Толстяк с важным видом прогуливался по бару. Толпа шумела, но было слышно, как он объявляет, мол, у него новый человек в команде. Скоро весь паб знал: к Джаггеру по старой дружбе приехал известный американский бегун.
Съев еще шоколада, Габриель вышел в уборную сполоснуть лицо холодной водой. Когда Странник вернулся, Джаггер позвал его с собой во внутренний дворик.
— Мы тут одни, — сказал он снаружи. Самоуверенность и бахвальство исчезли, остались застенчивость и неуверенность. Перед собой Габриель видел Джаггера-толстяка, каким того, должно быть, знали и дразнили в школе. — Скажи честно, Габриель, ты раньше этим занимался?
— Нет.
— Подобные вещи — не для обывателей. Это прямой и быстрый путь к смерти. Хочешь, быстренько смоемся через задний ход?

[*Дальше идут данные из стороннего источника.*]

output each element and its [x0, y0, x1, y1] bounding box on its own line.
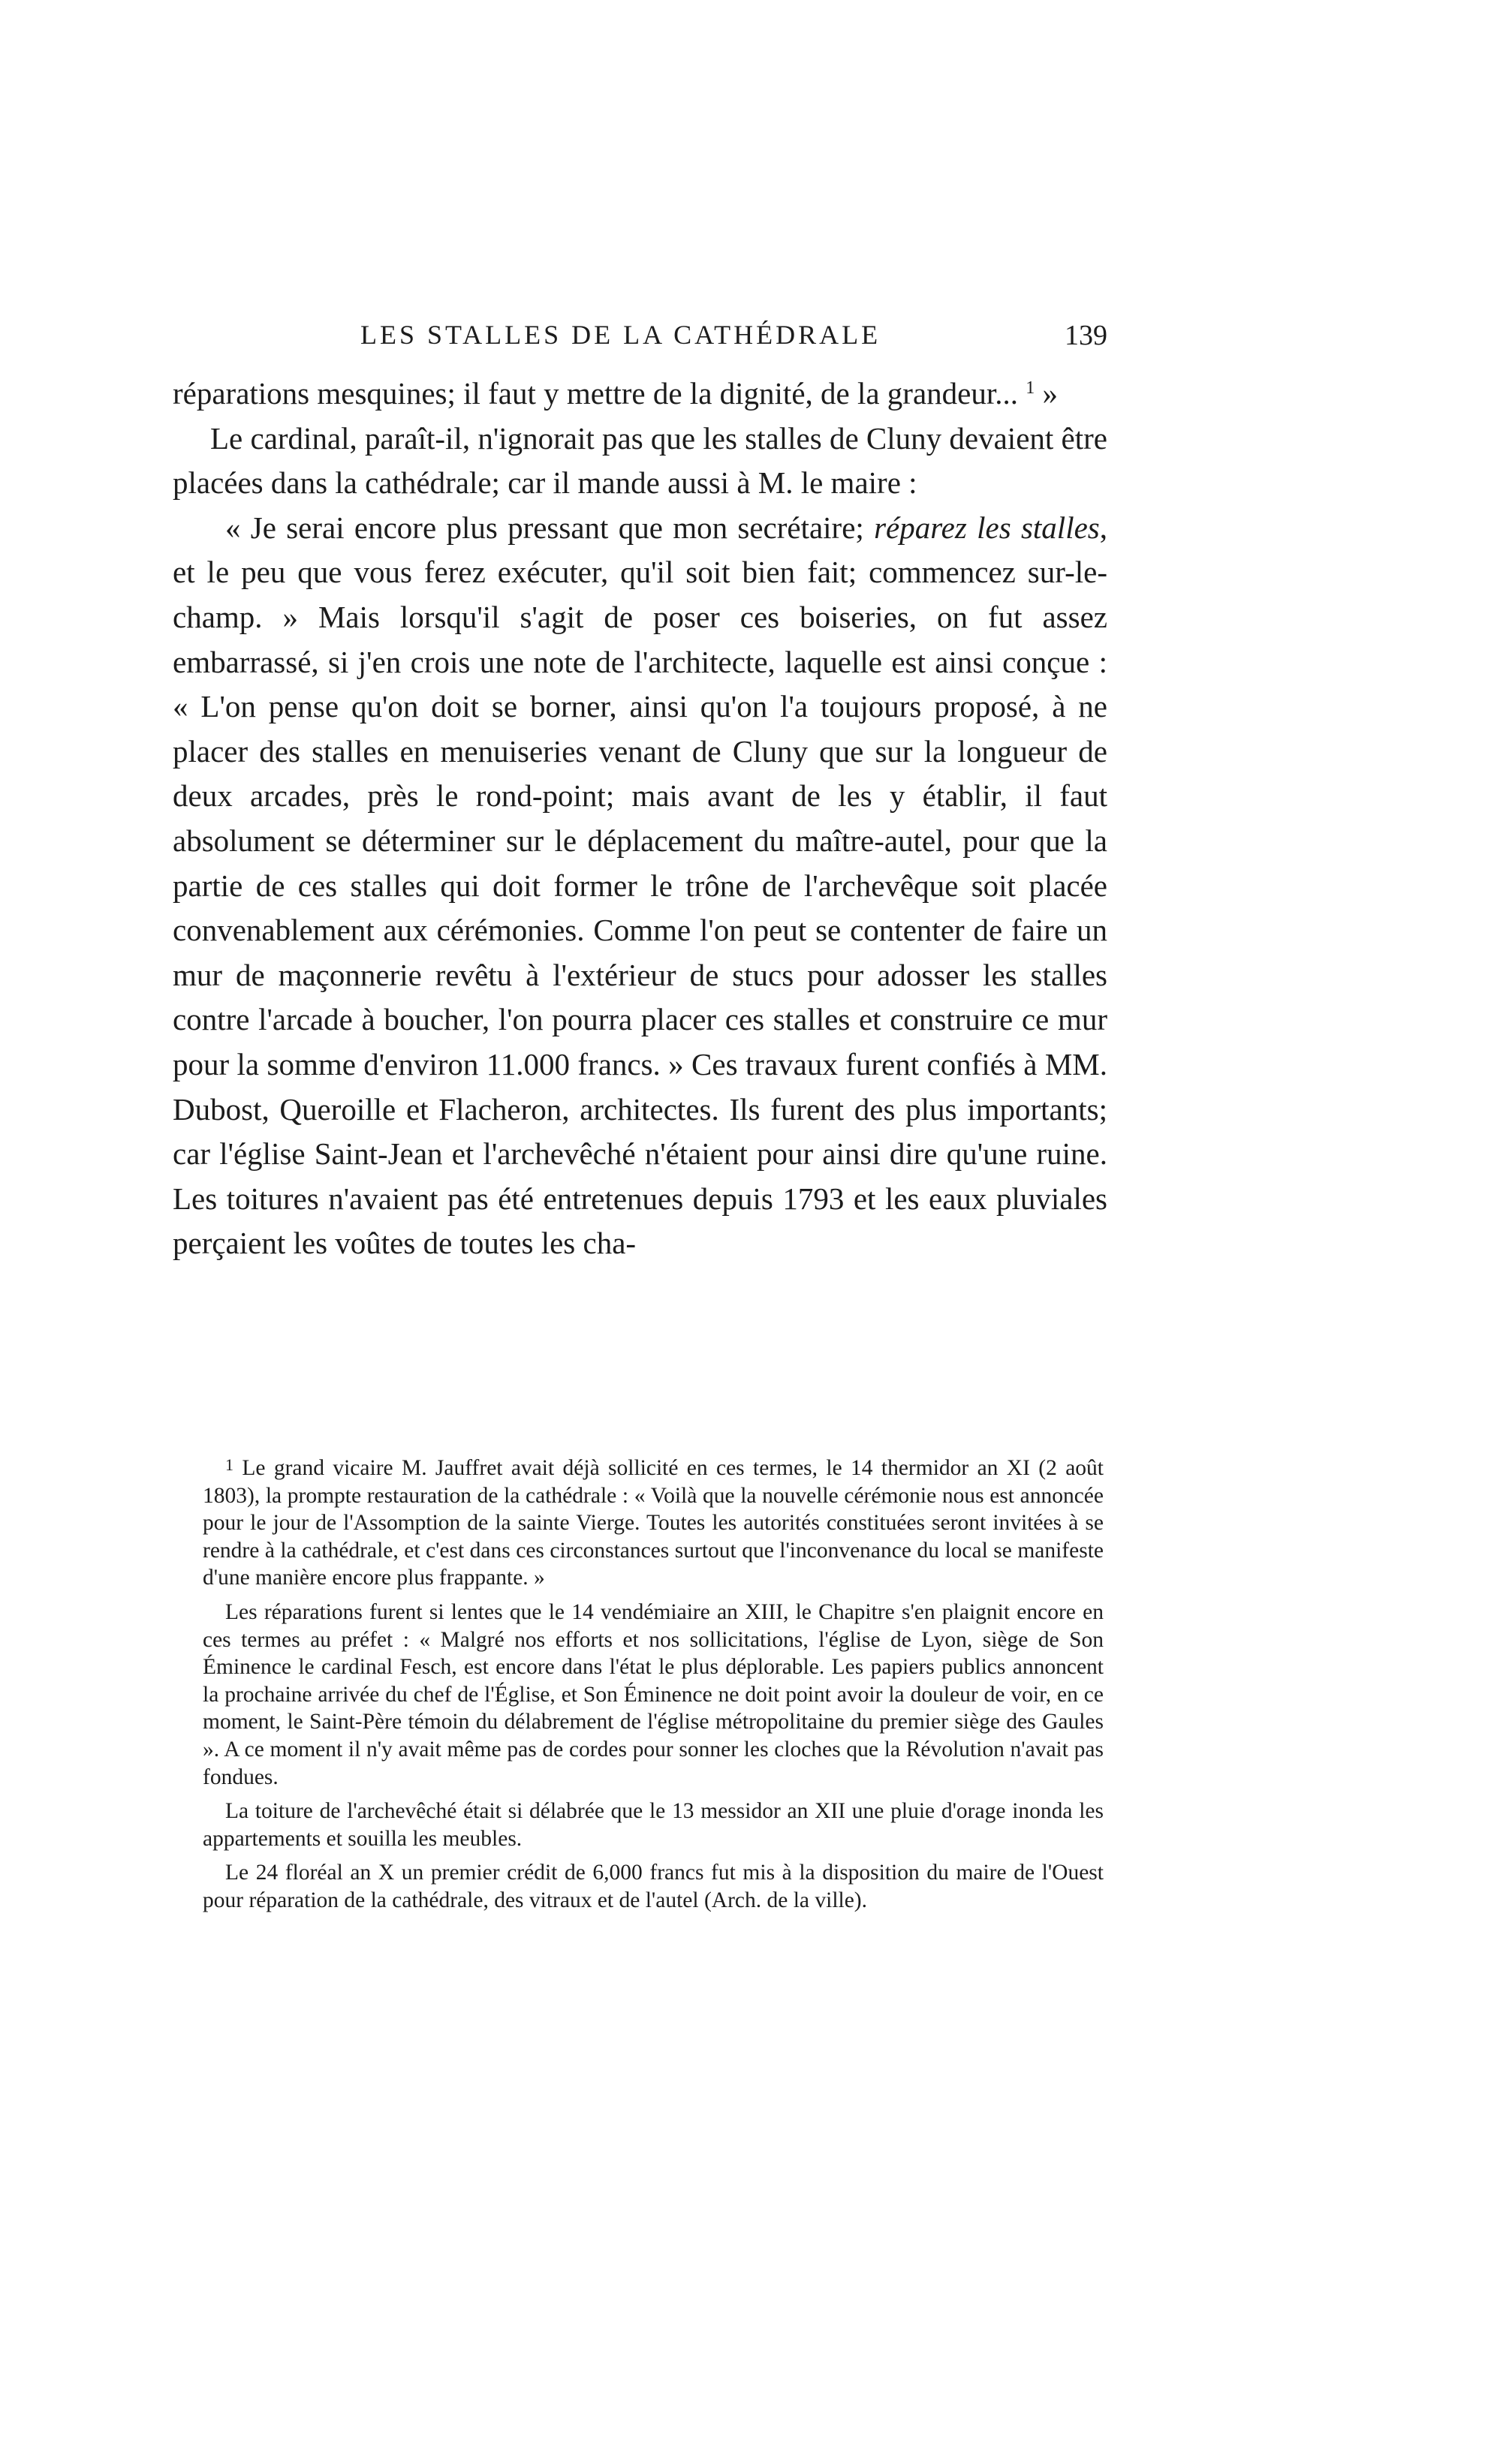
page-number: 139	[1065, 320, 1107, 351]
paragraph-3-rest: , et le peu que vous ferez exécuter, qu'il soit bien fait; commencez sur-le-champ. » Mais lorsqu'il s'agit de poser ces boiseries, on fut assez embarrassé, si j'en crois une note de l'architecte, laquelle est ainsi conçue : « L'on pense qu'on doit se borner, ainsi qu'on l'a toujours proposé, à ne placer des stalles en menuiseries venant de Cluny que sur la longueur de deux arcades, près le rond-point; mais avant de les y établir, il faut absolument se déterminer sur le déplacement du maître-autel, pour que la partie de ces stalles qui doit former le trône de l'archevêque soit placée convenablement aux cérémonies. Comme l'on peut se contenter de faire un mur de maçonnerie revêtu à l'extérieur de stucs pour adosser les stalles contre l'arcade à boucher, l'on pourra placer ces stalles et construire ce mur pour la somme d'environ 11.000 francs. » Ces travaux furent confiés à MM. Dubost, Queroille et Flacheron, architectes. Ils furent des plus importants; car l'église Saint-Jean et l'archevêché n'étaient pour ainsi dire qu'une ruine. Les toitures n'avaient pas été entretenues depuis 1793 et les eaux pluviales perçaient les voûtes de toutes les cha-	[173, 510, 1107, 1261]
footnote-1	[203, 1452, 1104, 1592]
footnote-3: La toiture de l'archevêché était si délabrée que le 13 messidor an XII une pluie d'orage inonda les appartements et souilla les meubles.	[203, 1799, 1104, 1851]
footnote-1-text: Le grand vicaire M. Jauffret avait déjà sollicité en ces termes, le 14 thermidor an XI (2 août 1803), la prompte restauration de la cathédrale : « Voilà que la nouvelle cérémonie nous est annoncée pour le jour de l'Assomption de la sainte Vierge. Toutes les autorités constituées seront invitées à se rendre à la cathédrale, et c'est dans ces circonstances surtout que l'inconvenance du local se manifeste d'une manière encore plus frappante. »	[203, 1456, 1104, 1590]
paragraph-1-text: réparations mesquines; il faut y mettre de la dignité, de la grandeur...	[173, 376, 1026, 411]
running-title: LES STALLES DE LA CATHÉDRALE	[360, 320, 881, 350]
footnote-1-marker: 1	[225, 1455, 233, 1474]
paragraph-3-italic: réparez les stalles	[874, 510, 1100, 545]
footnote-2: Les réparations furent si lentes que le 14 vendémiaire an XIII, le Chapitre s'en plaignit encore en ces termes au préfet : « Malgré nos efforts et nos sollicitations, l'église de Lyon, siège de Son Éminence le cardinal Fesch, est encore dans l'état le plus déplorable. Les papiers publics annoncent la prochaine arrivée du chef de l'Église, et Son Éminence ne doit point avoir la douleur de voir, en ce moment, le Saint-Père témoin du délabrement de l'église métropolitaine du premier siège des Gaules ». A ce moment il n'y avait même pas de cordes pour sonner les cloches que la Révolution n'avait pas fondues.	[203, 1599, 1104, 1789]
footnote-ref-1: 1	[1026, 378, 1035, 398]
running-head	[173, 319, 1107, 364]
main-text	[173, 366, 1107, 1266]
footnotes	[203, 1452, 1104, 1921]
paragraph-1-end: »	[1035, 376, 1058, 411]
paragraph-1	[173, 366, 1107, 417]
paragraph-2: Le cardinal, paraît-il, n'ignorait pas que les stalles de Cluny devaient être placées dans la cathédrale; car il mande aussi à M. le maire :	[173, 420, 1107, 501]
paragraph-3	[173, 506, 1107, 1266]
paragraph-3-start: « Je serai encore plus pressant que mon secrétaire;	[225, 510, 875, 545]
footnote-4: Le 24 floréal an X un premier crédit de 6,000 francs fut mis à la disposition du maire de l'Ouest pour réparation de la cathédrale, des vitraux et de l'autel (Arch. de la ville).	[203, 1861, 1104, 1912]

— Я не собираюсь убегать, — заверил Габриель. — Я справлюсь…
Дверь резко распахнулась. В проходе стояли Себастьян и остальные трое членов команды.
— Он здесь! — прокричал кто-то из них. — Быстрее! Время идти!
Когда они вышли из паба, Джаггер растворился в толпе. Но рядом осталась Льдинка. Крепко сжав руку Габриеля, она прошептала:
— Гляди под ноги, но не смотри вниз.
— Понял.
— Когда карабкаешься по стене, не обнимай ее. От стены надо слегка отталкиваться — так легче поднимать центр тяжести.
— Что еще?
— Испугаешься — дальше не беги. Оставайся на месте, и мы тебя снимем с крыши. Когда человек пугается, он обязательно падает.
На улице не было никого, кроме Свободных бегунов. Некоторые уже начали красоваться — делали сальто назад с бетонного ограждения проезжей части. Освещенный фонарями, Смитфилдский рынок казался огромным храмом из камня и кирпича, помещенный кем-то в центр Лондона. Холодный ветер колыхал пластиковые шиты, закрывающие стальные двери погрузочных платформ.
Мэш повел бегунов вокруг рынка, по пути объясняя маршрут: забравшись на крышу, участники пробегут по всей длине здания и по металлическому навесу переберутся на заброшенную бойню. Там как-то должны будут спуститься на улицу и бежать вверх по Сноу-Хилл до кладбища при церкви Святого Гроба Господня. Победит тот, кто первым перелезет через кладбищенский забор.
По пути к месту старта Льдинка указала на остальных бегунов. Каттер — в дорогих кроссовках и красном спортивном костюме — был известным лидером команды Манчестера. Ганджи — стройный, атлетического сложения эмигрант из Персии лет двадцати-двадцати пяти — выступал за Лондон. Четвертого бегуна звали Мэллой — небольшого роста, мускулистый, со сломанным носом; он на полставки работал барменом в лондонских ночных клубах.
Все вместе — участники и толпа — достигли северной окраины рынка. Встали у мясной лавки, где продавался ливер. Голод отступил, чувства обострились: Габриель слышал смех и разговоры, чувствовал слабый запах чеснока из тайского ресторана ниже по улице. Булыжная мостовая блестела, будто выложенная обсидианом.